Dalam Zhuan Falun, “Sesampainya di rumah, makin dipikirkan dia makin gelisah, lebih baik kembalikan uang kepada mereka. Setelah dipertimbangkan lagi, dia berpendapat: “Kupon lotre sudah tidak ada, jika uang saya berikan kepada mereka, bukankah uang itu malah akan dibagi-bagi di antara mereka? Lebih baik uangnya saya sumbangkan ke tempat kerja sebagai donasi.” (Zhuan Falun, Ceramah 4)

Saya berpikir, jika saya adalah praktisi yang membelikan anaknya lotre, saya akan mengembalikan uang, tetapi tidak akan berpikir panjang lagi. Saya tidak akan menganggap mereka yang menjual tiket lotre akan menyimpan uangnya. Pikiran saya adalah: Yah, saya telah mengembalikan uangnya padamu, jadi saya tidak akan kehilangan “De (kebajikan)” dari memenangkan sepeda ini. Dari situ, saya menyadari punya pola pikir ceroboh, mengembalikan demi membayar, melakukan sesuatu hal hanya demi syarat -- sebuah sifat yang lalai atau ceroboh.

Nyatanya, saya selalu ceroboh, bahkan ketika masih pelajar. Ketika masih SMP, PR saya banyak setiap harinya. Awalnya saya lakukan dengan serius, tidak bisa menyelesaikannya hingga jam 3 pagi. Setelah semester berakhir, saya begitu kelelahan dan tidak mau melakukannya lagi, jadi saya menjadi ceroboh. Guru memberi PR untuk menuliskan kosa kata baru sebanyak tiga kali.

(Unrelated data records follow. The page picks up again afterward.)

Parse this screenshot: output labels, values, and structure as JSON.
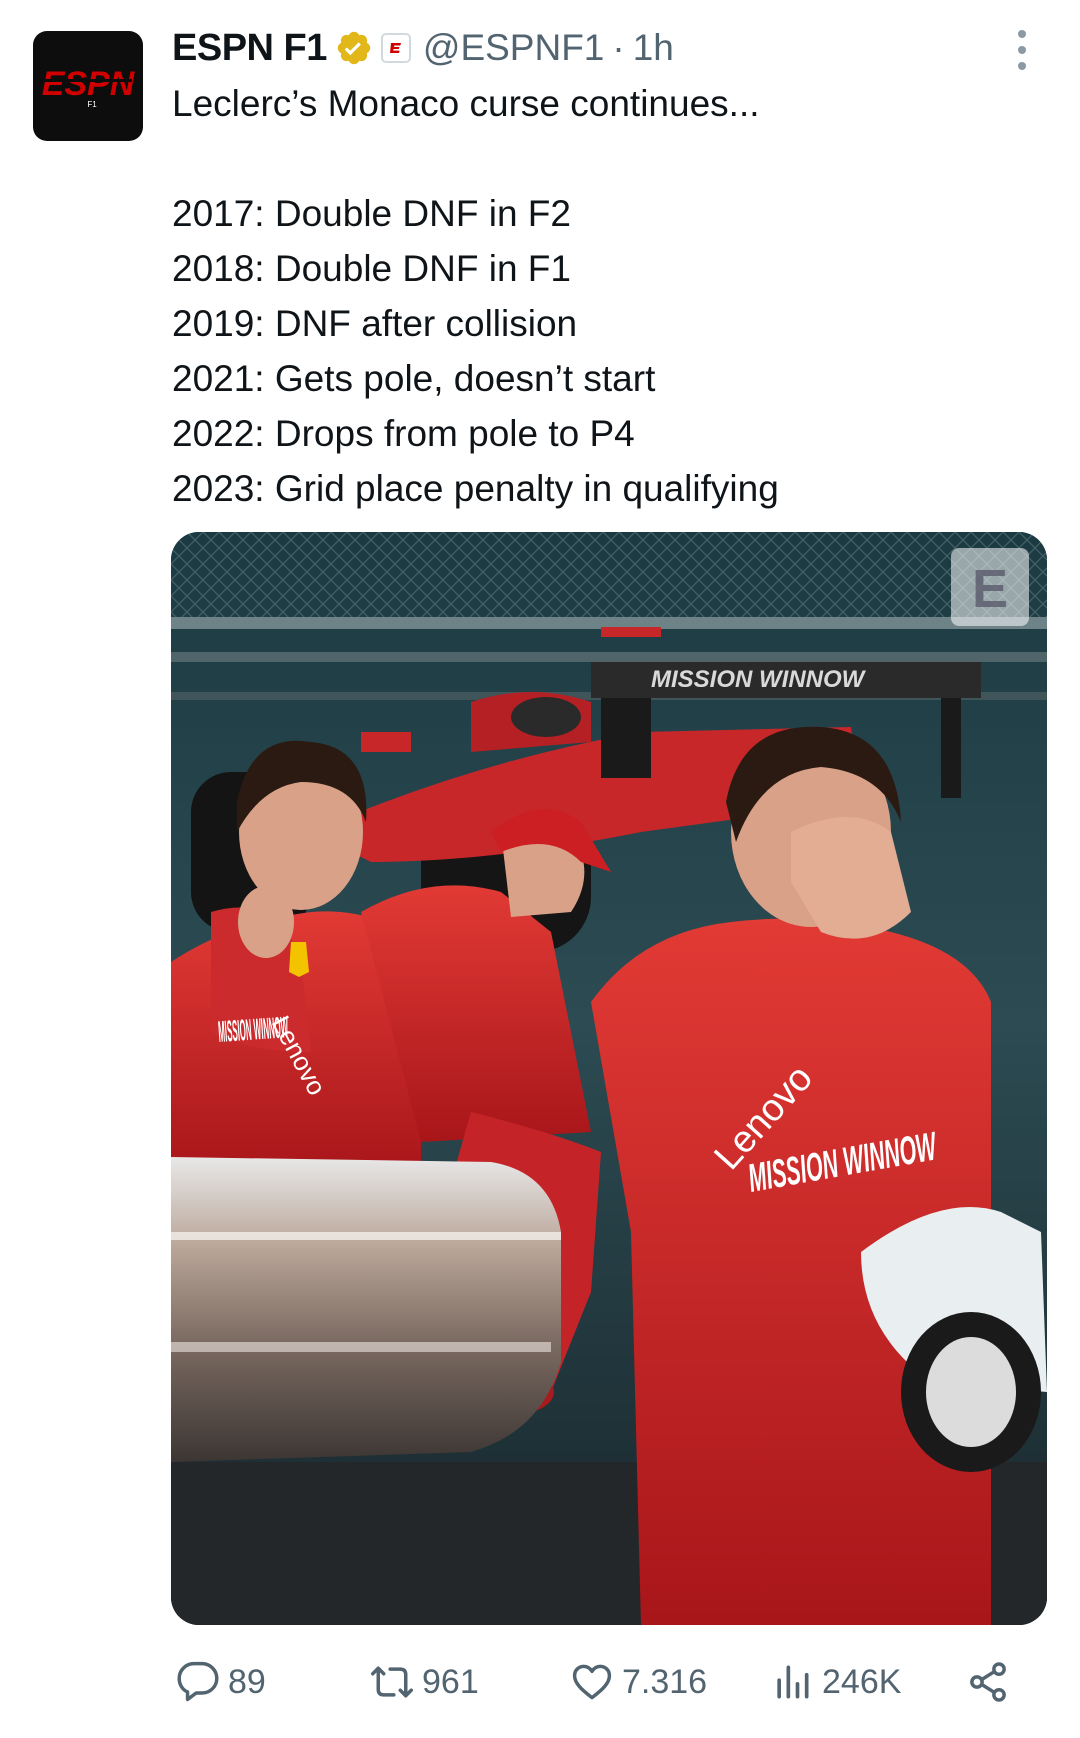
{
  "author": {
    "name": "ESPN F1",
    "handle": "@ESPNF1",
    "separator": "·",
    "time": "1h",
    "avatar_text": "ESPN",
    "avatar_sub": "F1"
  },
  "tweet": {
    "lines": [
      "Leclerc’s Monaco curse continues...",
      "",
      "2017: Double DNF in F2",
      "2018: Double DNF in F1",
      "2019: DNF after collision",
      "2021: Gets pole, doesn’t start",
      "2022: Drops from pole to P4",
      "2023: Grid place penalty in qualifying"
    ]
  },
  "media": {
    "wing_text": "MISSION WINNOW",
    "suit_sponsor": "Lenovo",
    "suit_text": "MISSION WINNOW",
    "watermark": "E"
  },
  "actions": {
    "replies": "89",
    "retweets": "961",
    "likes": "7.316",
    "views": "246K"
  },
  "icons": {
    "verified": "verified-badge-icon",
    "affiliate": "espn-affiliate-icon",
    "more": "more-options-icon",
    "reply": "reply-icon",
    "retweet": "retweet-icon",
    "like": "heart-icon",
    "views": "views-icon",
    "share": "share-icon"
  },
  "colors": {
    "brand_red": "#d00000",
    "verified_gold": "#e2b719",
    "text": "#0f1419",
    "muted": "#536471",
    "ferrari_red": "#d8262b"
  }
}
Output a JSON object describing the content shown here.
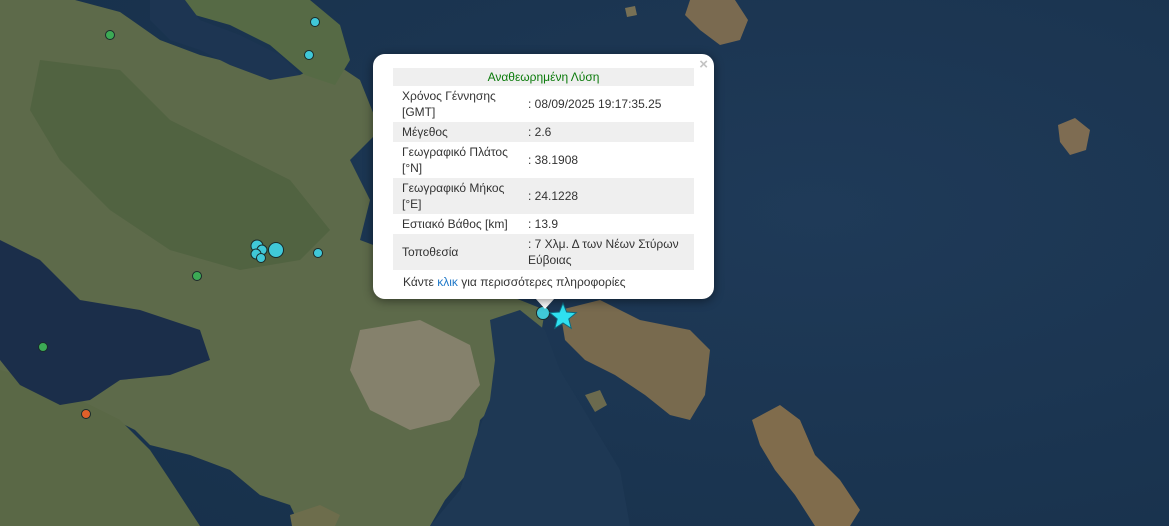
{
  "popup": {
    "header": "Αναθεωρημένη Λύση",
    "close": "×",
    "rows": [
      {
        "label": "Χρόνος Γέννησης [GMT]",
        "value": ": 08/09/2025 19:17:35.25"
      },
      {
        "label": "Μέγεθος",
        "value": ": 2.6"
      },
      {
        "label": "Γεωγραφικό Πλάτος [°N]",
        "value": ": 38.1908"
      },
      {
        "label": "Γεωγραφικό Μήκος [°E]",
        "value": ": 24.1228"
      },
      {
        "label": "Εστιακό Βάθος [km]",
        "value": ": 13.9"
      },
      {
        "label": "Τοποθεσία",
        "value": ": 7 Χλμ. Δ των Νέων Στύρων Εύβοιας"
      }
    ],
    "more_prefix": "Κάντε",
    "more_link": "κλικ",
    "more_suffix": "για περισσότερες πληροφορίες"
  },
  "markers": {
    "colors": {
      "cyan": "#40c8d8",
      "green": "#3caa55",
      "orange": "#e0602a",
      "star": "#2fe0f0"
    }
  }
}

Saya akan mengikatkan tiga pen dan dengan menuliskannya sekali saya mendapat tiga salinan. Maka saya bisa menyelesaikan PR sebelum jam 12 malam, saya merasa amat bangga. Lama-lama saya mulai menganggap semuanya kurang serius dan mulai mencari jalan pintas lebih banyak. Ketika harus menyiapkan tes Inggris sebelum sekolah ke luar negeri, saya ikut kelas ulasan, di mana guru menunjukkan kira-kira tes mana yang akan keluar. Meski saya menebak kebanyakan soal itu dengan benar, hasil tesnya tidak memuaskan dan tidak memenuhi nilai yang dibutuhkan sekolah. Akhirnya saya harus meninjau ulang selama sebulan, memfokuskan pada bahasa Inggris dan bukan pada ujian. Kedua kalinya nilai tes saya naik 20 poin. Kecerobohan dan mengambil jalan pintas adalah “kebudayaan partai” dan tidak lurus. Pada akhirnya saya akan kena lagi.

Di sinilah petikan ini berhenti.